Lack, Leder, Strapse: Stoff für RARsisten, das Forum ist down! (Erik, tu was!)
"Besonders der Fetischbegriff ist unzertrennlich mit Afrika verbunden. Abgeleitet von spätlateinisch "facitius" und portugiesisch "feiticio", "künstlich gemacht", geht er auf die Frühzeit des Endeckungszeitalters zurück. Als die portugiesischen Händler und Missionare sich im 15./16. Jahrhundert an den Küsten Westafrikas etablierten, meinten sie in ihrem religiösen Eifer dort jene Verehrung "künstlicher Gegenstände", also jene Praktiken von Hexerei, Idolatrie und Teufelsanbetung wieder zu finden, deren scharfe Verfolgung zur gleichen Zeit eines der Hauptanliegen der katholischen Kirche in Europa war. "Idol-" bzw. "Fetischverbrennungen" wurden im Gebiet des engsten Verbündeten Portugals, dem Königreich Kongo, veranstaltet, dessen Elite zum Christentum übergetreten war und das frühes Missionsziel war. Seitdem ist der Aufstieg des Fetischs als europäische Projektion des zugleich gefährlich Faszinierenden und Unterdrückten auf Afrika unaufhaltsam. Als die Holländer und andere europäische Mächte den Protugiesen nach Afrika folgten, verfestigte sich die Disqualifizierung aller afrikanischen religiösen Praktiken als Fetischismus, damit als bar jeder Manifestation des reinen Geistes Gottes. Die reale Beschaffenheit, ganz zu schweigen von der Vielfältigkeit, Tiefe und soziopolitischen Implikationen, kosmologischer Vorstellungen und Weltbilder in Afrika diente nicht nur zur Herabsetzung der Afrikaner und ihrer Versklavung, sondern blieb auch weiterhin fest im europäischen Diskurs verwurzelt.
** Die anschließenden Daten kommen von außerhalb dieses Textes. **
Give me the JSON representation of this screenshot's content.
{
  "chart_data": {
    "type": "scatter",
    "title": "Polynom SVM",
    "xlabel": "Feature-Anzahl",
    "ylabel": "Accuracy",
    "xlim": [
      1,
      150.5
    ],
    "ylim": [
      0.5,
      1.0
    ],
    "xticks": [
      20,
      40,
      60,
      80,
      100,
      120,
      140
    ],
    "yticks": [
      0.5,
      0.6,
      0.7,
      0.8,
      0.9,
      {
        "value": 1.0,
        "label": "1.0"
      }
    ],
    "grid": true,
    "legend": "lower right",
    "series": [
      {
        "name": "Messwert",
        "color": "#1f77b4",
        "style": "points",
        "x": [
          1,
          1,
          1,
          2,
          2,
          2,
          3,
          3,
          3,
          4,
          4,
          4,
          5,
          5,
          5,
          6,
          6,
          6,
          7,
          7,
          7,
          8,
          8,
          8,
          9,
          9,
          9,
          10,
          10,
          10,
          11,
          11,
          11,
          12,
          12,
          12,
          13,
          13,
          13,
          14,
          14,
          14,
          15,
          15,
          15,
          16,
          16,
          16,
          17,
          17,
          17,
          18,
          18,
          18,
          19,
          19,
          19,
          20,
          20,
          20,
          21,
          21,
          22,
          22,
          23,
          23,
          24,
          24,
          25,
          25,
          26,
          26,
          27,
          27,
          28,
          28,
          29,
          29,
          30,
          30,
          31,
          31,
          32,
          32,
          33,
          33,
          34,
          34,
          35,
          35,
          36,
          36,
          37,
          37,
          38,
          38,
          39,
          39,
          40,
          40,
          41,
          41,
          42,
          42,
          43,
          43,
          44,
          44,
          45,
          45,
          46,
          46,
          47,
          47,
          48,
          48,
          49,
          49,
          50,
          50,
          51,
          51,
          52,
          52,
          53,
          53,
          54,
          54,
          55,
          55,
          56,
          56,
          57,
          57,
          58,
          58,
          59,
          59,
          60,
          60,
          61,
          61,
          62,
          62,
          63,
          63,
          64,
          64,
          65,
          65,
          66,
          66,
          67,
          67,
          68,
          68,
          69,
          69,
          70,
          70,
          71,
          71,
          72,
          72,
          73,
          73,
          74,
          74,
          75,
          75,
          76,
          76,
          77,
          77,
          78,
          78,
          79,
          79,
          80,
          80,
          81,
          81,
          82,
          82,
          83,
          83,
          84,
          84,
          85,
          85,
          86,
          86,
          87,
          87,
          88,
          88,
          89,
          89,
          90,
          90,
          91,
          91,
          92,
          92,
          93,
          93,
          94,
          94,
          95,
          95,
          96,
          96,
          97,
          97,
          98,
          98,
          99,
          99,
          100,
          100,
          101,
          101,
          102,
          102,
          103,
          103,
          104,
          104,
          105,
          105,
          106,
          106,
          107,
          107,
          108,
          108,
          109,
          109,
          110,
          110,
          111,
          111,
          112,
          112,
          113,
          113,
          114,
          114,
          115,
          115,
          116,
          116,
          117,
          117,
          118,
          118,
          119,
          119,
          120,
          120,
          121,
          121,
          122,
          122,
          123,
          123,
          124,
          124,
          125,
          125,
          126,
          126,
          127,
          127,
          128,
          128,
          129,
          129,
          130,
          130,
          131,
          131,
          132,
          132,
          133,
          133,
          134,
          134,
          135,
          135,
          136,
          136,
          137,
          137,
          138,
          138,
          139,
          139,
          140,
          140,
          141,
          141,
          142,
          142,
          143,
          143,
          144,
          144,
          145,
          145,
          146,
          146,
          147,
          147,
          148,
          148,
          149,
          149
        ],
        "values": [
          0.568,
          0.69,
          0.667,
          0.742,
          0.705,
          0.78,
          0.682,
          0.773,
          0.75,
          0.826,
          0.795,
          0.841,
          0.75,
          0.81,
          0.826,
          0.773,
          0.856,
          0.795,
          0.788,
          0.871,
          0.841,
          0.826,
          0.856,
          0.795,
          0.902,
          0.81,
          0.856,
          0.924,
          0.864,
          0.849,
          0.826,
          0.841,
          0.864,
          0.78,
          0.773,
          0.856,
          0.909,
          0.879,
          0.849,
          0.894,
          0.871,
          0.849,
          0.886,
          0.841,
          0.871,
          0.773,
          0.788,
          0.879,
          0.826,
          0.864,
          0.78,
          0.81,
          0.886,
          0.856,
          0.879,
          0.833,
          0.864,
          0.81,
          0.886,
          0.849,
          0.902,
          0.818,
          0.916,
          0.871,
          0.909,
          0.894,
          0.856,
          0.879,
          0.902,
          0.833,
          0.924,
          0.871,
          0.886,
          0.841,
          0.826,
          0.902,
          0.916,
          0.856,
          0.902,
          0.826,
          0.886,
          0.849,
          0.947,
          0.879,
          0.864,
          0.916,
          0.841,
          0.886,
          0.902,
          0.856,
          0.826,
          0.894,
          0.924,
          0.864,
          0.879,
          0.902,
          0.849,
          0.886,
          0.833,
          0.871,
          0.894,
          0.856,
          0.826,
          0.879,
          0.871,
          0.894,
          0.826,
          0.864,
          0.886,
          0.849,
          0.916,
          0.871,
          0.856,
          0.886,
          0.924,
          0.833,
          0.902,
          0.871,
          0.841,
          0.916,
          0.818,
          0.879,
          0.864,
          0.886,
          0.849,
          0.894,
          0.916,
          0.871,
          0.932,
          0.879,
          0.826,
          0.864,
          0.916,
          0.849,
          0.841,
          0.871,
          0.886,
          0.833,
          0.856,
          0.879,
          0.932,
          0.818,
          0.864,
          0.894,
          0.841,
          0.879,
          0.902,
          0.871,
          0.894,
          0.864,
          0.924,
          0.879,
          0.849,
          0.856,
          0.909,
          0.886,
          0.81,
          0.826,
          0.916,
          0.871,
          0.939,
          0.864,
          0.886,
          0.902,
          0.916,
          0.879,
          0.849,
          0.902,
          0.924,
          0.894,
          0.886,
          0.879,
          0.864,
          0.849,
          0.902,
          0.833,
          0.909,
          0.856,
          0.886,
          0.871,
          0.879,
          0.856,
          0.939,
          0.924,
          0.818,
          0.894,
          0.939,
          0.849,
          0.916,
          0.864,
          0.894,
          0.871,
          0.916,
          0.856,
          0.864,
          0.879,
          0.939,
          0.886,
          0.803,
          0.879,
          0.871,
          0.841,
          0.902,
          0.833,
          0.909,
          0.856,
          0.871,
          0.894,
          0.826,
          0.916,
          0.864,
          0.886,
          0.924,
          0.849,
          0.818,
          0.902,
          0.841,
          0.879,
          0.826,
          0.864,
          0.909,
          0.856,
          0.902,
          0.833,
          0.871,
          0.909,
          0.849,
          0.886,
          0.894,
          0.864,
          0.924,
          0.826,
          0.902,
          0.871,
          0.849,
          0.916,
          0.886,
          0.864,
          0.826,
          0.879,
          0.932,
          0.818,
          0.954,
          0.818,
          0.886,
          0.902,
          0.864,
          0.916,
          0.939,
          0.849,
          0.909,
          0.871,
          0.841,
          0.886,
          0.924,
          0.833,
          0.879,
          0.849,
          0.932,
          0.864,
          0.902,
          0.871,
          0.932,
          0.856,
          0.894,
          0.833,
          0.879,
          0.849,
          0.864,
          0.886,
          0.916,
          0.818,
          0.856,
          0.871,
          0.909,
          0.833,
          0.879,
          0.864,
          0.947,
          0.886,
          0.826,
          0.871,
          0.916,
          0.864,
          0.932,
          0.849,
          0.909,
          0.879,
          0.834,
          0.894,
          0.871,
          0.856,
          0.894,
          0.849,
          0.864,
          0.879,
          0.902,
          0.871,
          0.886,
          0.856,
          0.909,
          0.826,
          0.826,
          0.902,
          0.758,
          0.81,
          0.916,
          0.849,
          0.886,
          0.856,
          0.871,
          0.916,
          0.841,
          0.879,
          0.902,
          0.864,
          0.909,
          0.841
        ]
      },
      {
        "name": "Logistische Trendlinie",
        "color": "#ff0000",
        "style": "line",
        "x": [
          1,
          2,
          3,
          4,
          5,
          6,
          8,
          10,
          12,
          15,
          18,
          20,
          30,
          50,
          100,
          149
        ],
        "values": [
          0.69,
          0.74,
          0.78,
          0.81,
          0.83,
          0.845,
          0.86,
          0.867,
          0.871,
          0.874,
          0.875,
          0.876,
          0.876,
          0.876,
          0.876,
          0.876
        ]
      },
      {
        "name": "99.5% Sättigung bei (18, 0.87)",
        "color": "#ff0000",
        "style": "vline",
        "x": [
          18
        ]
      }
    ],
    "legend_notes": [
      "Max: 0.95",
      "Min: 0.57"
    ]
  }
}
Sie stand zunächst im Zusammenhang mit der Auseinandersetzung zwischen Katholizismus und Reformation um die Bedeutung der katholischen Sakramente und deren Reliquienkult, in den die Protestanten mit dem Fetischismus verwandte Praktiken sahen und diente dann den Philosophen der Aufklärung als Argument für die Unvernunft der Religion."Paola Ivanov, Afrika-Europa in den (Kunst)-Objekten, in: Peter Junge (HG.), Kunst aus Afrika, Köln/Berlin 2005, S. 36-37
Einer meiner ersten Comics war "Tim und der Arumbaya-Fetisch", der spielt allerdings bei den "Kopfjägern" im Amazonas-Becken. Und "Tim im Kongo" gibt's ja auch - 'n Belgier halt.
Da denkt man zudem an den adornitischen "Fetischcharakter der Ware" und ruft zugleich innerlich aus: Ran die Sneaker, Norbert Bisky!
PS: Jetzt isses wieder da, das Forum. Macht ja nix. Die meisten lesen ja wahrscheinlich eh hier mit.